There was a main drawback in Pascal: you could not define WriteLn yourself in Pascal, because there was no way to define procedures taking a variable number of arguments, or arguments of variable types. These problem don't exist in XL.
XL text I/O is implemented in two different packages: XL.TEXT_IO and XL.UI.CONSOLE. The first package deals with text formatting and conversions (for example, converting integers to text). The second package deals with a common form of user interface (UI), which is a text console with three I/O streams (input, output and error), as commonly found in Unix, Linux and many other operating systems supporting the C programming language.
Thread safety: There are more subtle benefits to this approach. For instance, a given I/O is performed using a single function call. By contrast, the C++ approach (using operator<<) requires one call per item being printed. In addition to the obvious code bloat, there is another annoying side effect: it is practically impossible to make C++ text I/O behave well in a multi-threaded environment. A programmer might expect something like cout << "I=" << I << ' ' appear as a sequence of consecutive characters on the output.
However, the best the runtime library can do is keep the character of a single call to an operator<< together, or alternatively wait until the end of line for each thread, which might delay characters for a very long time (and so nobody does that). Of course, C++ programmers believe that leaving the locking responsibility to the caller is the right thing to do. But this is clearly wrong, as illustrated by the locking required to keep internal buffers consistent when emitting individual characters. It would be more efficient to lock once for multiple characters.
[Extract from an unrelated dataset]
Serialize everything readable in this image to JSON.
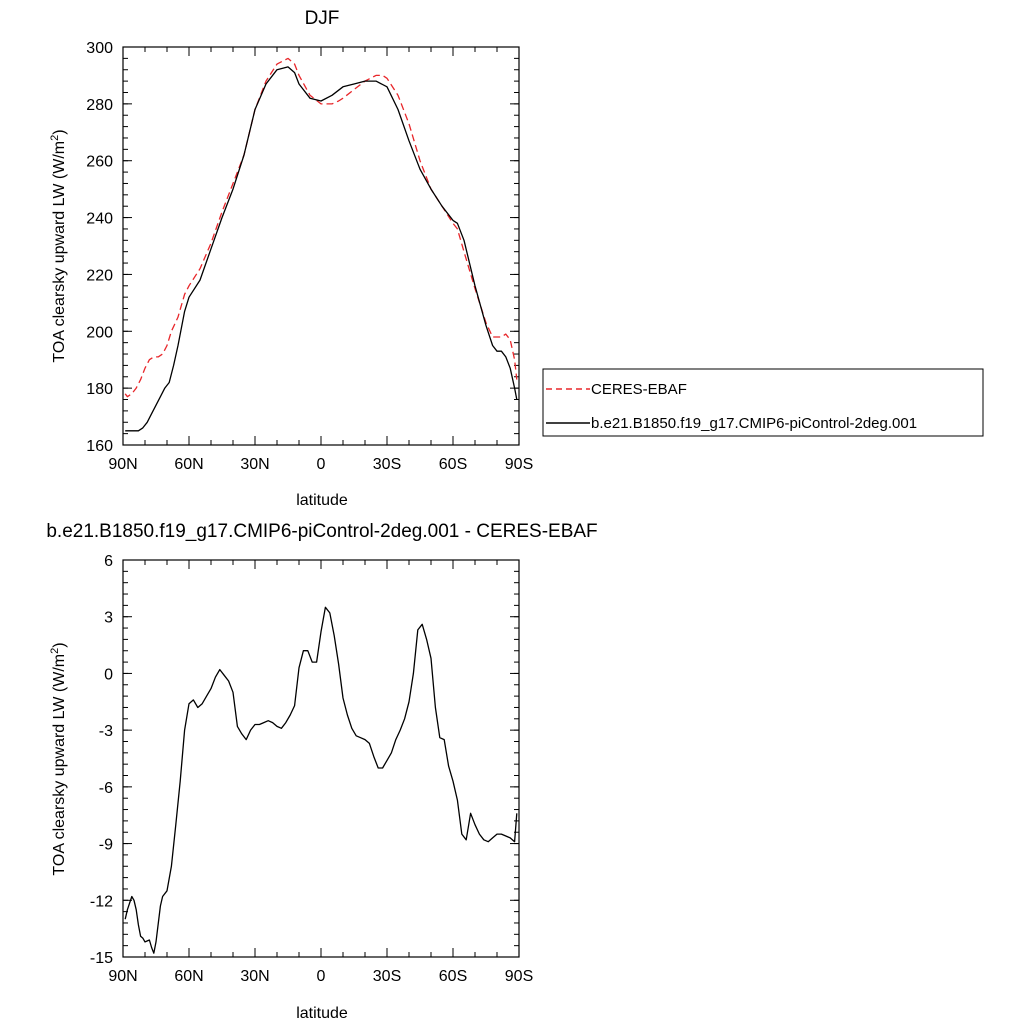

By contrast, it is very easy for the characters emitted by a single call to WriteLn (or Write) to be kept consecutive.
Definition of text lines: Another interesting thing with text I/O as implemented in C (and later derived languages such as C++, Java) is that it is built around a rather annoying concept cast, where the concept of line is blurred and replaced with the related concept of end-of-line character. Why does it matter? Because there isn't always an end-of-line character. A line can be represented by records in a database, or the line length may be encoded before each line.
A consequence of this particular cast can be found on the Windows platform, where the end of a line is traditionally represented not with one, but with two characters. On this platform, you can open files in "text mode" or in "binary mode", and the C runtime library has to perform on-the-fly conversion of line endings. Fortunately, this particular conversion is not too complicated.